Plexus Cotton Limited reported that New York (NY) futures had a mixed performance this week, as July rallied 420 points to close at 78.09 cents (78.80 synthetically), while December dropped 168 points to close at 70.60 cents.

A surprisingly large US export sales report of slightly over 1.0 million bales for both marketing years sent July shorts running for the exit this morning, which resulted in the spot month being locked the limit.

Since making a low of 66.10 cents on June 4, July has rallied an impressive 12 cents in just eight sessions. Short options positions - this time it was short call options – added further fuel to the fire. Before today’s session, with just two days to go until expiration, there were 16’818 call options open with a strike price of 81 cents or lower, which had a combined delta of 7’710 contracts. In other words, this position has the potential to generate an additional 9’000 contracts by tomorrow.

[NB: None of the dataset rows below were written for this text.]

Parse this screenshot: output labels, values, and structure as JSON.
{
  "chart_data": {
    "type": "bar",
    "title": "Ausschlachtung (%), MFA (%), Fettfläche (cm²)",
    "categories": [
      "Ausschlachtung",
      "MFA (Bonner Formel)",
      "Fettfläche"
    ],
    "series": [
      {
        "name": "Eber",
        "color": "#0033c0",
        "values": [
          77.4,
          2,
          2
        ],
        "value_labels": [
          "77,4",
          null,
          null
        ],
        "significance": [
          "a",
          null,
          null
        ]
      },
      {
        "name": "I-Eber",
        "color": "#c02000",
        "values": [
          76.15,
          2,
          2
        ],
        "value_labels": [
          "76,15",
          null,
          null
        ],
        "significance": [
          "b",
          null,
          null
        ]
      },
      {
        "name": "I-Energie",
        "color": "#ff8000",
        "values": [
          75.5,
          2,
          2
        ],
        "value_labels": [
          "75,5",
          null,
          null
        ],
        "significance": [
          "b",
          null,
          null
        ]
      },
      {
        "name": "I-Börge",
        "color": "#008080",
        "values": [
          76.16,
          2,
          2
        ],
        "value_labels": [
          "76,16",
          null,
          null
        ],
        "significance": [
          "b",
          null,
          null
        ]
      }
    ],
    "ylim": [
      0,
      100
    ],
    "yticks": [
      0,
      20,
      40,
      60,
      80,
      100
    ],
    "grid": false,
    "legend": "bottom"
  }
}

Most traders are quick to dismiss the market’s recent strength as nothing more than a temporary short-covering rally that’s confined to the July contract. The market is convinced that as soon as July goes off the board, new crop’s bearish forces will resume control.

Tuesday’s USDA supply/demand report has reaffirmed this belief, as global ending stocks in 2012/13 are projected to rise by another 0.76 million bales to an unprecedented 74.51 million bales. Although such a large ending stocks number is certainly a convincing argument for a bearish case, we believe that the situation is not quite as simple as it looks.

About a year ago, in early June 2011, the Chinese market and the international market were still sitting at around the same level, with both the CC-index and the A-index measuring a little over 170 cents/lb. Since then these two benchmarks have opened up a huge gap between them, with government sponsored Chinese prices still hovering north of 130 cents/lb, while the A-index is around 50 cents/lb cheaper than that. Therefore, when reaching conclusions about the USDA report, we need to take this two-tiered market into account.

Analyzing the latest USDA report from a Chinese versus a rest-of-the world perspective, the numbers look rather bearish for China but are actually quite supportive for the rest-of-the-world. While China is expected to see its ending stocks rise by 3.25 million bales at the end of next season, inventories in the rest-of-the-world are projected to fall by 2.5 million bales.

Of the expected 25.0 million bales rise in global ending stocks since 2010/11, 20.0 million bales are added in China and just 5.0 million bales in the rest-of-the-world. A 5.0 million bales increase in ending stocks outside China doesn’t look like an overly depressing number to us.

We feel that for proper price analysis we need to look at the world in three parts – China, the US and everyone else. China runs its own game with domestic prices in the stratosphere compared the international level and we should therefore primarily focus on China’s net imports of raw cotton and yarn.